3) Stomp on it hard so that the reproduction rate drops to significantly below 1.0 and the number of active cases is actually declining. Simultaneously expand testing infrastructure. When active cases have dropped to the hundreds (and undetected active cases have become insignificant), open up but with the handbrakes on, i.e. refrain from mass events for pretty much the rest of the year and open up the borders for e.g. family/friend visits with health checks in place but no mass tourism. If you have a very good idea who has it, it is enough to reduce the movements of those who have it. As long as you have no real idea who has it, reducing everyone's movements is the only safe bet.

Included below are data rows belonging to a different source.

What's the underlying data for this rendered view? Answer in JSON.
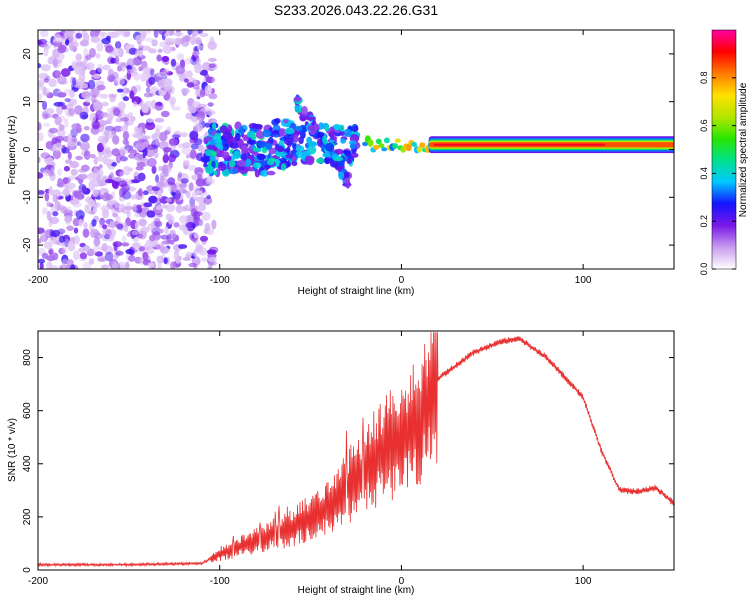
{
  "title": "S233.2026.043.22.26.G31",
  "chart_data": [
    {
      "type": "heatmap",
      "name": "spectrogram",
      "xlabel": "Height of straight line (km)",
      "ylabel": "Frequency (Hz)",
      "xlim": [
        -200,
        150
      ],
      "ylim": [
        -25,
        25
      ],
      "xticks": [
        -200,
        -100,
        0,
        100
      ],
      "yticks": [
        -20,
        -10,
        0,
        10,
        20
      ],
      "colorbar": {
        "label": "Normalized spectral amplitude",
        "range": [
          0,
          1
        ],
        "ticks": [
          0.0,
          0.2,
          0.4,
          0.6,
          0.8
        ],
        "colormap": [
          "#ffffff",
          "#c89cf0",
          "#7a18e8",
          "#1414ff",
          "#00c8ff",
          "#00e08a",
          "#28e600",
          "#b4e600",
          "#ffe000",
          "#ff7a00",
          "#ff0000",
          "#ff00a0"
        ]
      },
      "regions": [
        {
          "desc": "noise",
          "x": [
            -200,
            -103
          ],
          "f": [
            -25,
            25
          ],
          "amplitude": [
            0.05,
            0.25
          ]
        },
        {
          "desc": "onset",
          "x": [
            -108,
            -25
          ],
          "f": [
            -10,
            10
          ],
          "amplitude": [
            0.15,
            0.45
          ]
        },
        {
          "desc": "transition",
          "x": [
            -20,
            20
          ],
          "f": [
            -1,
            2
          ],
          "amplitude": [
            0.3,
            0.8
          ]
        },
        {
          "desc": "tone",
          "x": [
            20,
            150
          ],
          "f": [
            0,
            2.5
          ],
          "amplitude": [
            0.45,
            0.95
          ]
        }
      ]
    },
    {
      "type": "line",
      "name": "snr",
      "xlabel": "Height of straight line (km)",
      "ylabel": "SNR (10 * v/v)",
      "xlim": [
        -200,
        150
      ],
      "ylim": [
        0,
        900
      ],
      "xticks": [
        -200,
        -100,
        0,
        100
      ],
      "yticks": [
        0,
        200,
        400,
        600,
        800
      ],
      "color": "#e83030",
      "envelope_x": [
        -200,
        -150,
        -110,
        -100,
        -80,
        -60,
        -40,
        -20,
        -10,
        0,
        10,
        20,
        40,
        55,
        65,
        80,
        100,
        110,
        120,
        130,
        140,
        150
      ],
      "envelope_y": [
        20,
        20,
        25,
        60,
        110,
        160,
        240,
        380,
        450,
        500,
        560,
        720,
        820,
        860,
        870,
        800,
        650,
        450,
        300,
        295,
        310,
        250
      ]
    }
  ]
}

If we stomp hard on it during the first wave, and if we make sure we have enough testing capacity to keep the numbers low once we've driven them down, by minimizing undetected infections to the 10s or 100s per month, then (and only then) can we return to a kind of normal that is economically viable for months or years (unless you're in tourism - tough luck!). A normal where schools operate in two shifts, a morning and an afternoon shift, to reduce class size, where the borders are open but mass tourism disencouraged, where working from home will be the default for most office jobs when no meeting is scheduled, use your imagination - but where production is up and running and you won't be scorned for visiting your friends.
The problem with your number (2) is that it sounds nice in theory, until you plug in actual numbers, like how long "doing what we do now" would have to be maintained, or how many people die along the road. When you do that, you quickly find it's simply not feasible. Sweden now has around 10,000 registered active cases. Let's assume that cases remain active for an average of 3 weeks, that the real number of cases is 10 times the official number, and that herd immunity is reached at 60%. In that case, it would take 60 3-week periods to get to herd immunity by "slowing the spread in a controlled manner". That's more than 3 years! More than three years with moderate restriction in place (they'd have to be somewhat stricter than what Sweden currently has, as the active cases are still growing), and possibly three years with 3-digit (or close) daily death counts. This. Does. Not. Work.
Stomp on it hard and test everyone with any chance of having contracted it when the numbers of active infections have become manageable works. It's what China did, and other countries seem to be on the right track: Australia, Thailand, New Zealand, Austria, maybe Czechia and Denmark.